Design writeup is great. Thanks.  Let me review your last rb too... might help.
























> HBase In-Memory Memstore Compaction
> -----------------------------------
>
>                 Key: HBASE-13408
>                 URL: https://issues.apache.org/jira/browse/HBASE-13408
>             Project: HBase
>          Issue Type: New Feature
>            Reporter: Eshcar Hillel
>            Assignee: Eshcar Hillel
>             Fix For: 2.0.0
>
>         Attachments: HBASE-13408-trunk-v01.patch, 
> HBASE-13408-trunk-v02.patch, HBASE-13408-trunk-v03.patch, 
> HBASE-13408-trunk-v04.patch, HBASE-13408-trunk-v05.patch, 
> HBASE-13408-trunk-v06.patch, HBASE-13408-trunk-v07.patch, 
> HBASE-13408-trunk-v08.patch, 
> HBaseIn-MemoryMemstoreCompactionDesignDocument-ver02.pdf, 
> HBaseIn-MemoryMemstoreCompactionDesignDocument-ver03.pdf, 
> HBaseIn-MemoryMemstoreCompactionDesignDocument.pdf, 
> InMemoryMemstoreCompactionEvaluationResults.pdf, 
> InMemoryMemstoreCompactionMasterEvaluationResults.pdf, 
> InMemoryMemstoreCompactionScansEvaluationResults.pdf, 
> StoreSegmentandStoreSegmentScannerClassHierarchies.pdf
>
>
> A store unit holds a column family in a region, where the memstore is its 
> in-memory component. The memstore absorbs all updates to the store; from time 
> to time these updates are flushed to a file on disk, where they are 
> compacted. Unlike disk components, the memstore is not compacted until it is 
> written to the filesystem and optionally to block-cache. This may result in 
> underutilization of the memory due to duplicate entries per row, for example, 
> when hot data is continuously updated. 

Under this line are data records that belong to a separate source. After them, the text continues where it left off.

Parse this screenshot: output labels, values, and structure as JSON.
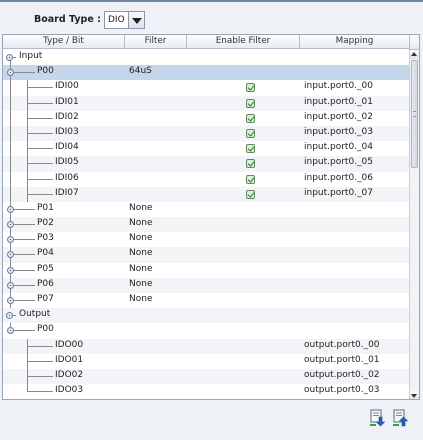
{
  "board": {
    "label": "Board Type :",
    "value": "DIO"
  },
  "columns": [
    "Type / Bit",
    "Filter",
    "Enable Filter",
    "Mapping"
  ],
  "rows": [
    {
      "label": "Input",
      "level": 0,
      "filter": "",
      "checked": false,
      "mapping": ""
    },
    {
      "label": "P00",
      "level": 1,
      "filter": "64uS",
      "checked": false,
      "mapping": "",
      "selected": true
    },
    {
      "label": "IDI00",
      "level": 2,
      "filter": "",
      "checked": true,
      "mapping": "input.port0._00"
    },
    {
      "label": "IDI01",
      "level": 2,
      "filter": "",
      "checked": true,
      "mapping": "input.port0._01"
    },
    {
      "label": "IDI02",
      "level": 2,
      "filter": "",
      "checked": true,
      "mapping": "input.port0._02"
    },
    {
      "label": "IDI03",
      "level": 2,
      "filter": "",
      "checked": true,
      "mapping": "input.port0._03"
    },
    {
      "label": "IDI04",
      "level": 2,
      "filter": "",
      "checked": true,
      "mapping": "input.port0._04"
    },
    {
      "label": "IDI05",
      "level": 2,
      "filter": "",
      "checked": true,
      "mapping": "input.port0._05"
    },
    {
      "label": "IDI06",
      "level": 2,
      "filter": "",
      "checked": true,
      "mapping": "input.port0._06"
    },
    {
      "label": "IDI07",
      "level": 2,
      "filter": "",
      "checked": true,
      "mapping": "input.port0._07"
    },
    {
      "label": "P01",
      "level": 1,
      "filter": "None",
      "checked": false,
      "mapping": ""
    },
    {
      "label": "P02",
      "level": 1,
      "filter": "None",
      "checked": false,
      "mapping": ""
    },
    {
      "label": "P03",
      "level": 1,
      "filter": "None",
      "checked": false,
      "mapping": ""
    },
    {
      "label": "P04",
      "level": 1,
      "filter": "None",
      "checked": false,
      "mapping": ""
    },
    {
      "label": "P05",
      "level": 1,
      "filter": "None",
      "checked": false,
      "mapping": ""
    },
    {
      "label": "P06",
      "level": 1,
      "filter": "None",
      "checked": false,
      "mapping": ""
    },
    {
      "label": "P07",
      "level": 1,
      "filter": "None",
      "checked": false,
      "mapping": ""
    },
    {
      "label": "Output",
      "level": 0,
      "filter": "",
      "checked": false,
      "mapping": ""
    },
    {
      "label": "P00",
      "level": 1,
      "filter": "",
      "checked": false,
      "mapping": ""
    },
    {
      "label": "IDO00",
      "level": 2,
      "filter": "",
      "checked": false,
      "mapping": "output.port0._00"
    },
    {
      "label": "IDO01",
      "level": 2,
      "filter": "",
      "checked": false,
      "mapping": "output.port0._01"
    },
    {
      "label": "IDO02",
      "level": 2,
      "filter": "",
      "checked": false,
      "mapping": "output.port0._02"
    },
    {
      "label": "IDO03",
      "level": 2,
      "filter": "",
      "checked": false,
      "mapping": "output.port0._03"
    }
  ],
  "toolbar": {
    "import_icon": "import-icon",
    "export_icon": "export-icon"
  },
  "colors": {
    "selected_row": "#c6d6ea",
    "check_green": "#2f7d2f",
    "icon_blue": "#2a62b8"
  }
}
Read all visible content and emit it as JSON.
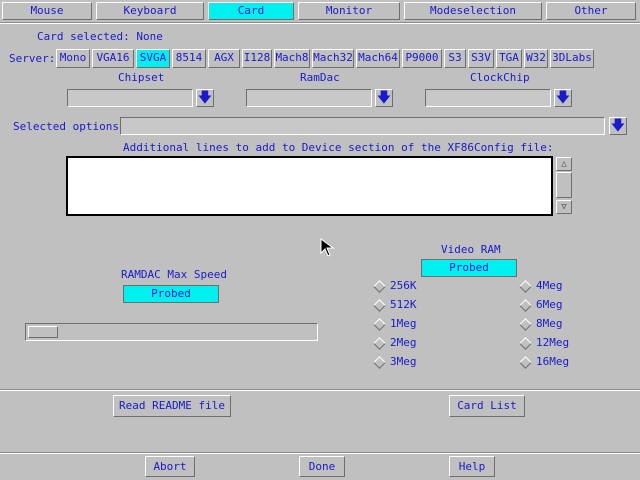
{
  "tabs": [
    {
      "label": "Mouse",
      "selected": false
    },
    {
      "label": "Keyboard",
      "selected": false
    },
    {
      "label": "Card",
      "selected": true
    },
    {
      "label": "Monitor",
      "selected": false
    },
    {
      "label": "Modeselection",
      "selected": false
    },
    {
      "label": "Other",
      "selected": false
    }
  ],
  "card_selected": "Card selected: None",
  "server": {
    "label": "Server:",
    "options": [
      "Mono",
      "VGA16",
      "SVGA",
      "8514",
      "AGX",
      "I128",
      "Mach8",
      "Mach32",
      "Mach64",
      "P9000",
      "S3",
      "S3V",
      "TGA",
      "W32",
      "3DLabs"
    ],
    "selected": "SVGA"
  },
  "chipset": {
    "label": "Chipset",
    "value": ""
  },
  "ramdac": {
    "label": "RamDac",
    "value": ""
  },
  "clockchip": {
    "label": "ClockChip",
    "value": ""
  },
  "selected_options": {
    "label": "Selected options:",
    "value": ""
  },
  "additional_lines": {
    "label": "Additional lines to add to Device section of the XF86Config file:",
    "value": ""
  },
  "video_ram": {
    "label": "Video RAM",
    "value": "Probed",
    "left_options": [
      "256K",
      "512K",
      "1Meg",
      "2Meg",
      "3Meg"
    ],
    "right_options": [
      "4Meg",
      "6Meg",
      "8Meg",
      "12Meg",
      "16Meg"
    ]
  },
  "ramdac_speed": {
    "label": "RAMDAC Max Speed",
    "value": "Probed"
  },
  "buttons": {
    "readme": "Read README file",
    "card_list": "Card List",
    "abort": "Abort",
    "done": "Done",
    "help": "Help"
  },
  "colors": {
    "accent": "#00f0f0",
    "text": "#1a1acc",
    "background": "#c0c0c0"
  },
  "icons": {
    "arrow": "down-arrow-icon"
  }
}
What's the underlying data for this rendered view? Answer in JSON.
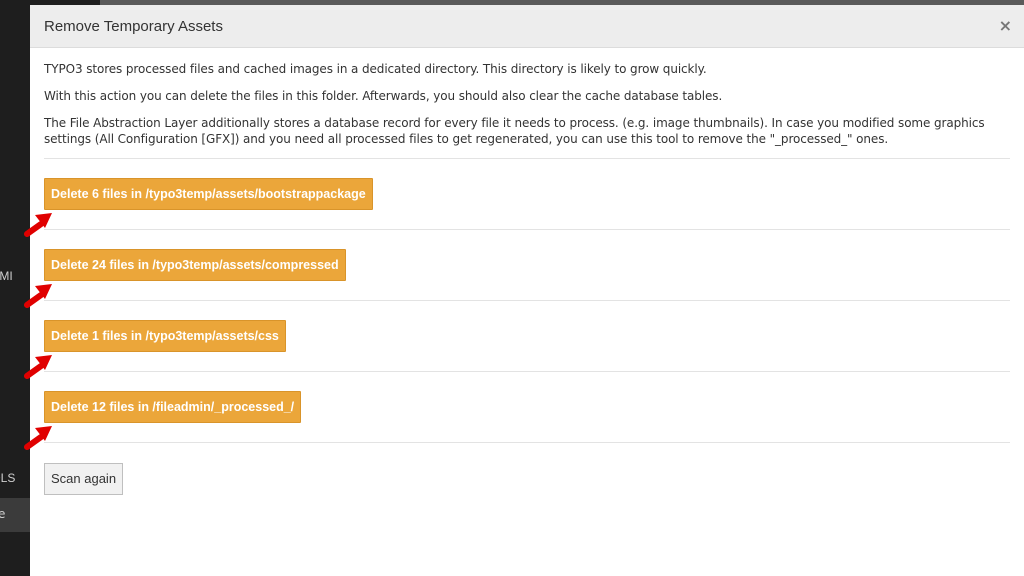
{
  "backdrop": {
    "label_1": "GEMI",
    "label_2": "DLS",
    "active_item": "e"
  },
  "modal": {
    "title": "Remove Temporary Assets",
    "close_label": "×",
    "intro": [
      "TYPO3 stores processed files and cached images in a dedicated directory. This directory is likely to grow quickly.",
      "With this action you can delete the files in this folder. Afterwards, you should also clear the cache database tables.",
      "The File Abstraction Layer additionally stores a database record for every file it needs to process. (e.g. image thumbnails). In case you modified some graphics settings (All Configuration [GFX]) and you need all processed files to get regenerated, you can use this tool to remove the \"_processed_\" ones."
    ],
    "actions": [
      {
        "label": "Delete 6 files in /typo3temp/assets/bootstrappackage"
      },
      {
        "label": "Delete 24 files in /typo3temp/assets/compressed"
      },
      {
        "label": "Delete 1 files in /typo3temp/assets/css"
      },
      {
        "label": "Delete 12 files in /fileadmin/_processed_/"
      }
    ],
    "scan_label": "Scan again"
  },
  "colors": {
    "action_button": "#eba63a",
    "annotation_arrow": "#e00000"
  },
  "icons": {
    "close": "close-icon",
    "arrow": "red-pointer-arrow-icon"
  }
}
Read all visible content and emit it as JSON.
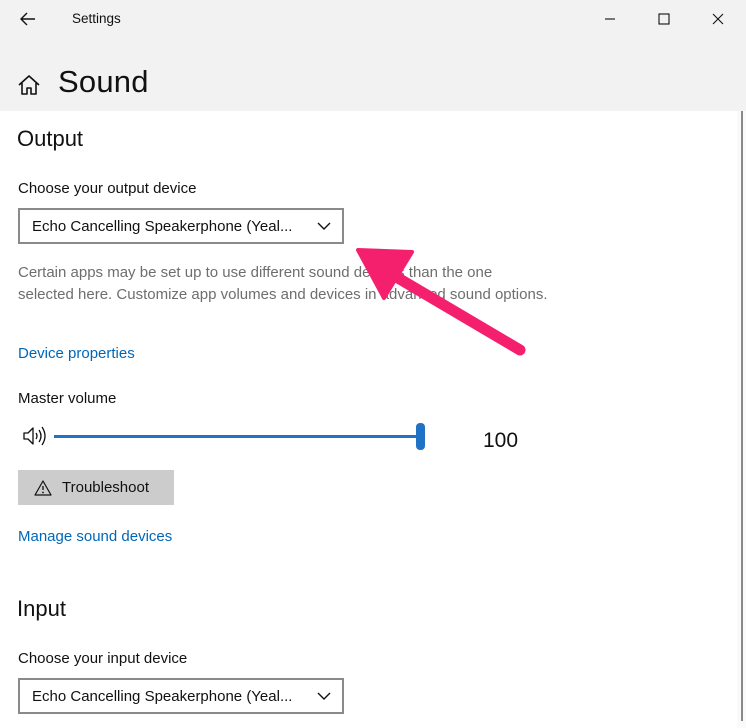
{
  "window": {
    "title": "Settings",
    "back_icon": "back-arrow-icon",
    "minimize_icon": "minimize-icon",
    "maximize_icon": "maximize-icon",
    "close_icon": "close-icon"
  },
  "header": {
    "home_icon": "home-icon",
    "title": "Sound"
  },
  "output": {
    "section_title": "Output",
    "device_label": "Choose your output device",
    "device_value": "Echo Cancelling Speakerphone (Yeal...",
    "help_text": "Certain apps may be set up to use different sound devices than the one selected here. Customize app volumes and devices in advanced sound options.",
    "device_properties_link": "Device properties",
    "master_volume_label": "Master volume",
    "volume_value": "100",
    "volume_level": 1.0,
    "troubleshoot_label": "Troubleshoot",
    "manage_link": "Manage sound devices"
  },
  "input": {
    "section_title": "Input",
    "device_label": "Choose your input device",
    "device_value": "Echo Cancelling Speakerphone (Yeal..."
  },
  "colors": {
    "accent": "#1f72c4",
    "link": "#0067b8",
    "annotation_arrow": "#f4206e",
    "chrome_bg": "#f2f2f2"
  }
}
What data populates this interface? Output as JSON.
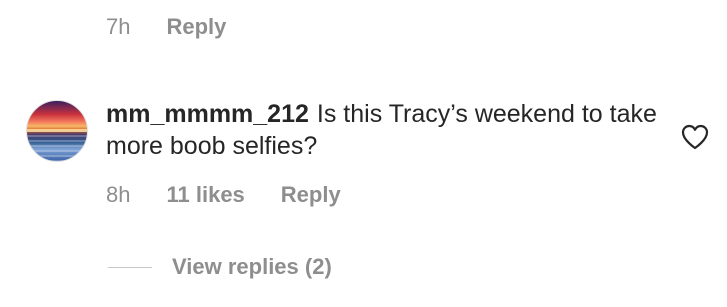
{
  "previous_comment_meta": {
    "time": "7h",
    "reply_label": "Reply"
  },
  "comment": {
    "avatar_icon": "sunset-avatar-icon",
    "username": "mm_mmmm_212",
    "text": "Is this Tracy’s weekend to take more boob selfies?",
    "time": "8h",
    "likes": "11 likes",
    "reply_label": "Reply",
    "like_icon": "heart-outline-icon"
  },
  "view_replies": {
    "label": "View replies (2)"
  },
  "colors": {
    "text": "#262626",
    "secondary": "#8e8e8e",
    "divider": "#c7c7c7",
    "background": "#ffffff"
  }
}
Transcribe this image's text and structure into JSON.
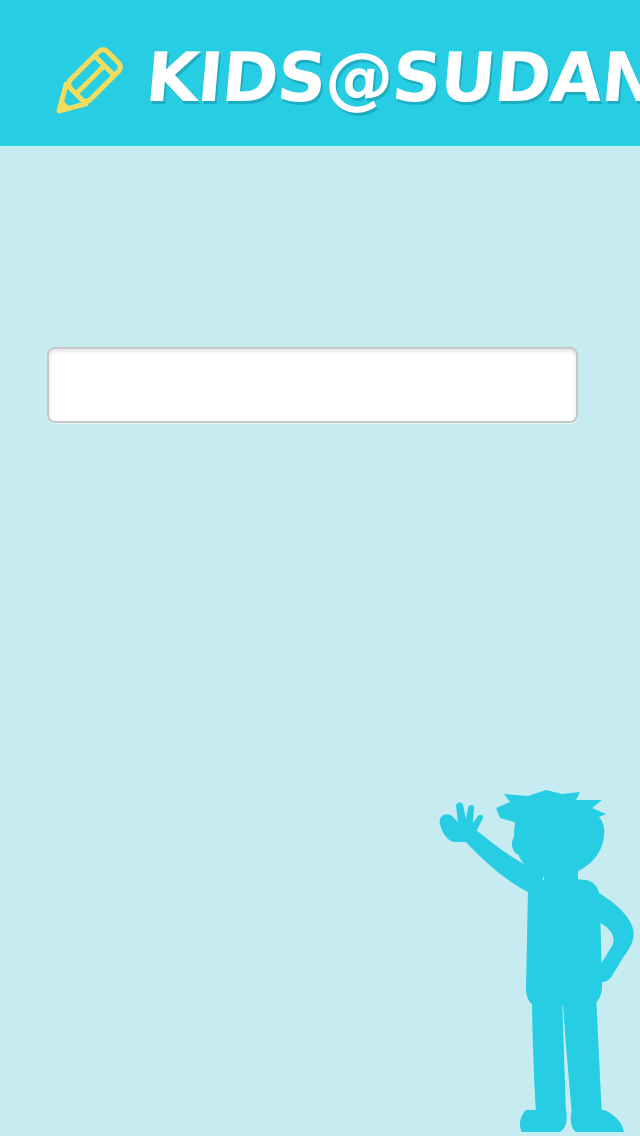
{
  "header": {
    "title": "KIDS@SUDAN",
    "logo_icon": "pencil-icon",
    "background_color": "#27cde2"
  },
  "main": {
    "background_color": "#c6ebf1",
    "text_field": {
      "value": "",
      "placeholder": ""
    }
  },
  "decoration": {
    "illustration": "waving-kid-silhouette",
    "color": "#27cde2"
  },
  "colors": {
    "pencil_outline": "#f2dc5d",
    "title_text": "#ffffff"
  }
}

> Generally, the faster the data is accumulated in memory, more flushes are 
> triggered, the data sinks to disk more frequently, slowing down retrieval of 
> data, even if very recent.
> In high-churn workloads, compacting the memstore can help maintain the data 
> in memory, and thereby speed up data retrieval. 
> We suggest a new compacted memstore with the following principles:
> 1.    The data is kept in memory for as long as possible
> 2.    Memstore data is either compacted or in process of being compacted 
> 3.    Allow a panic mode, which may interrupt an in-progress compaction and 
> force a flush of part of the memstore.
> We suggest applying this optimization only to in-memory column families.
> A design document is attached.
> This feature was previously discussed in HBASE-5311.